USE A MULTI-PURPOSE CREAM
Sure, you have friends who use four different kinds of creams at night. But, it's OK if you're not like them, because there are tons of multi-purpose night creams that will save you precious time and cash. Take Aveeno Positively Ageless Firming Night Cream, which works to reduce wrinkles and lines while also firming and lifting the skin. Another one to consider: Clarins' Multi-Active Night Youth Recovery Cream. And if you're on a budget, do like Tyra Banks says and just use some good ol' Vaseline.
Your hands, feet, legs, arms — whatever you can get your fingers on, put some lotion there. Women with the silkiest skin will tell you that they don't fall asleep without slathering some sort of cream, even if it's the most inexpensive body lotion, onto their bodies. Plus, it'll make you smell fresh and clean before hopping into bed. And if you share that bed with someone, they'll appreciate that.
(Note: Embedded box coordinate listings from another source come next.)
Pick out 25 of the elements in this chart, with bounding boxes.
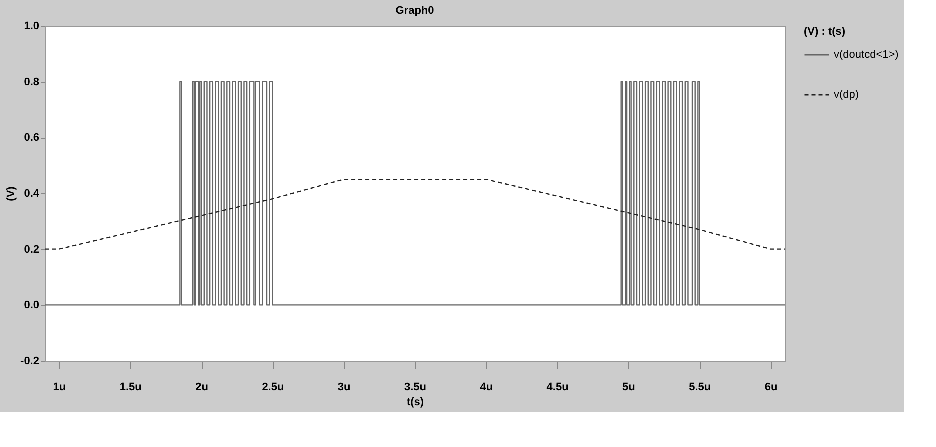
- y-tick-label: 0.8: [24, 76, 40, 88]
- y-tick-label: 1.0: [24, 20, 40, 32]
- y-tick-label: 0.0: [24, 300, 40, 312]
- x-tick-label: 3u: [338, 382, 351, 394]
- y-tick-label: 0.6: [24, 132, 40, 144]
- x-tick-label: 6u: [764, 382, 778, 394]
- x-tick-label: 1u: [53, 382, 66, 394]
- x-axis-title: t(s): [406, 396, 424, 408]
- legend-title: (V) : t(s): [804, 26, 846, 38]
- legend-label: v(dp): [834, 89, 860, 101]
- x-tick-label: 5.5u: [689, 382, 712, 394]
- y-tick-label: 0.4: [24, 188, 40, 200]
- y-axis-title: (V): [6, 186, 18, 202]
- x-tick-label: 2u: [196, 382, 208, 394]
- x-tick-label: 3.5u: [404, 382, 427, 394]
- line-series: [44, 178, 786, 250]
- x-tick-label: 4u: [480, 382, 494, 394]
- legend-label: v(doutcd<1>): [834, 49, 899, 61]
- y-tick-label: 0.2: [24, 244, 40, 256]
- x-tick-label: 5u: [622, 382, 636, 394]
- y-tick-label: -0.2: [20, 356, 40, 368]
- x-tick-label: 2.5u: [262, 382, 284, 394]
- chart-title: Graph0: [396, 5, 434, 17]
- x-tick-label: 1.5u: [120, 382, 142, 394]
- x-tick-label: 4.5u: [546, 382, 569, 394]
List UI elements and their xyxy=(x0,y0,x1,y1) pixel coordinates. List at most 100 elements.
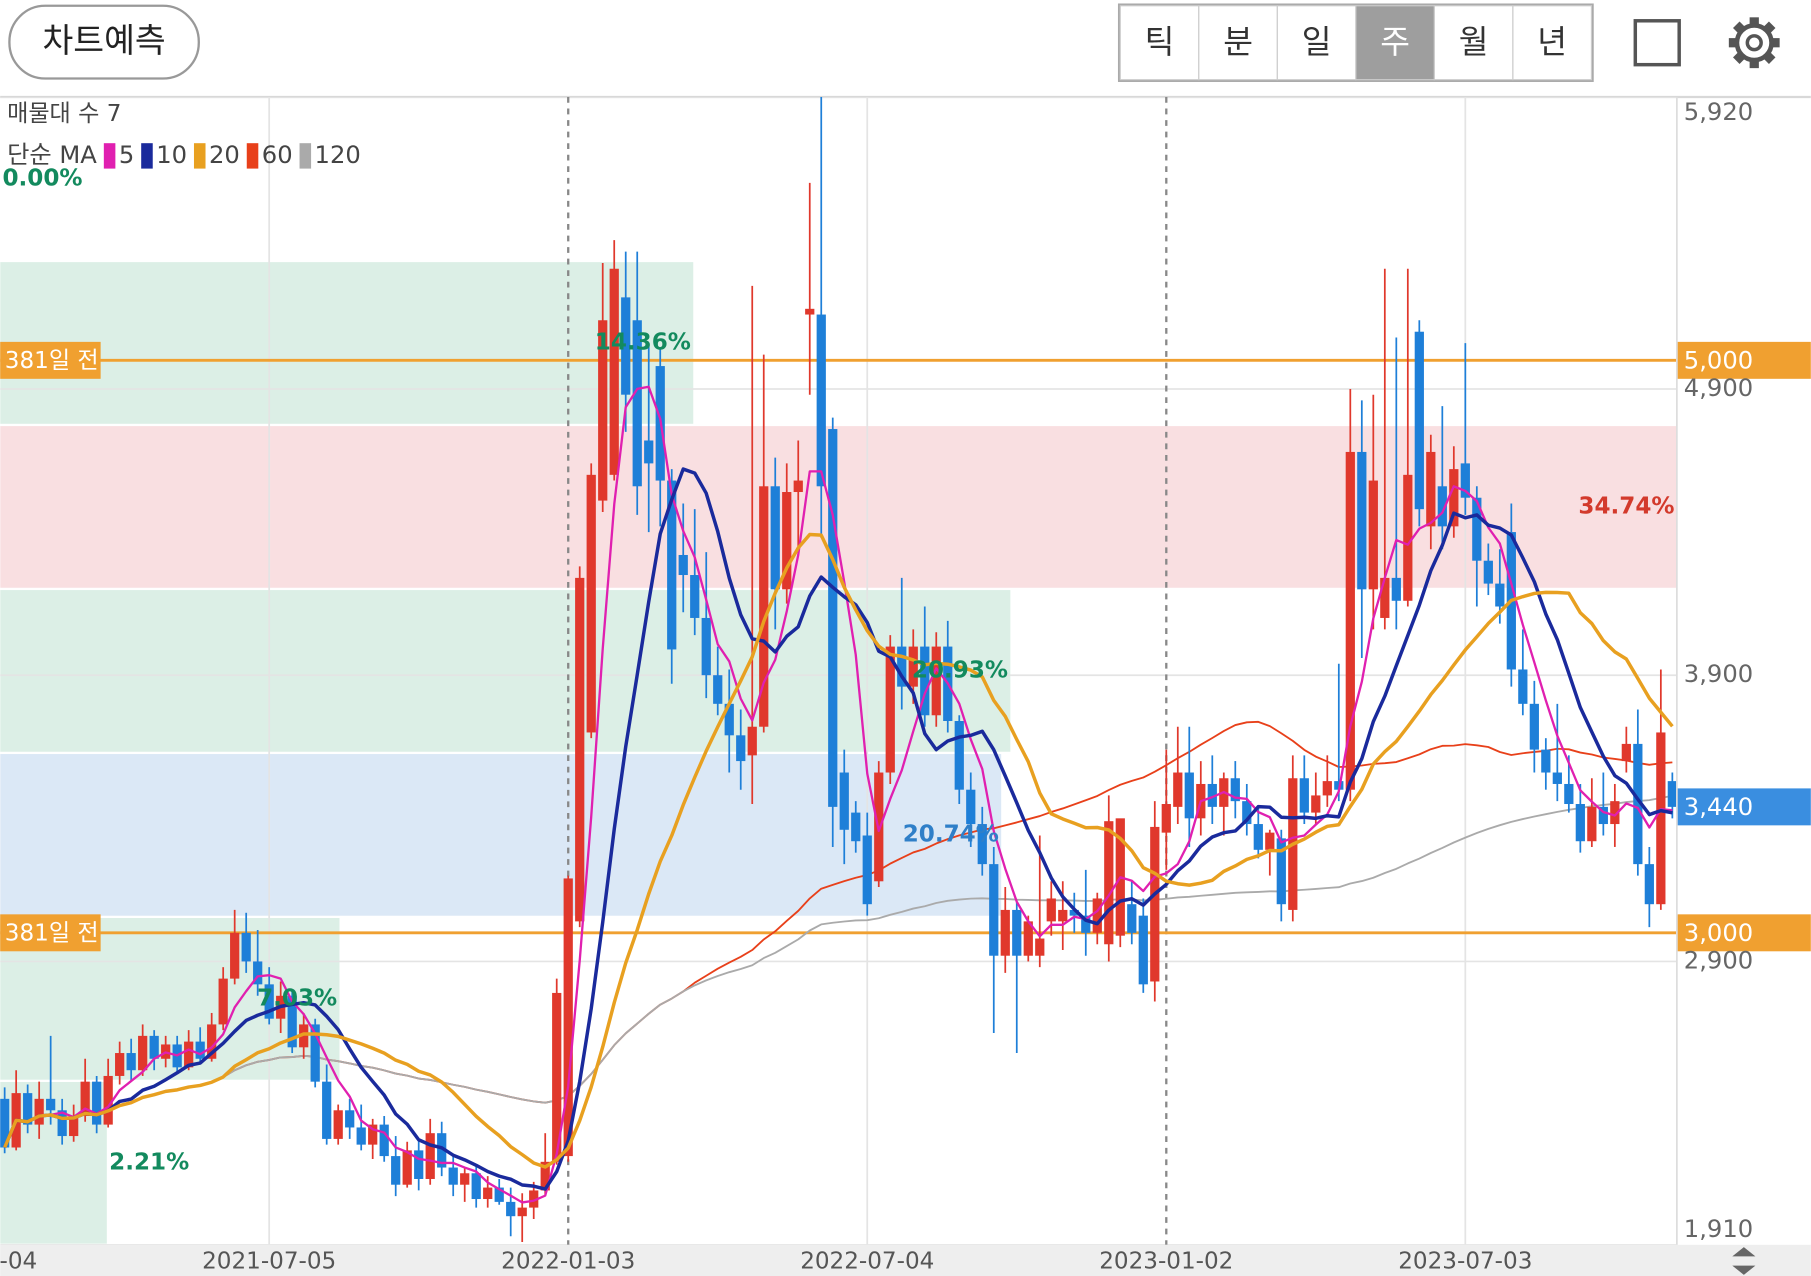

SLEEP ON A SILK PILLOWCASE
You may have heard the rumors that sleeping on a silk or satin pillowcase will do wonders for your hair. Well, they're true — so get on that. This is the ultimate lazy girl beauty hack: you literally don't have to do anything except lay your head on your pillow and it'll do all the work for you. Satin and silk pillowcases can help keep your hair moisturized and tangle-free while you sleep. According to New York City salon owner John Corbett, “Sleeping on a cotton pillowcase will cause hair to bunch, knot, and get staticky. On a soft silk pillowcase, however, hair will slide, which is much less damaging.” It'll also help with the previous two habits, because unlike cotton, it won't absorb your lotion or cream, keeping it on your body and not your pillowcase. Sounds like a win-win, right?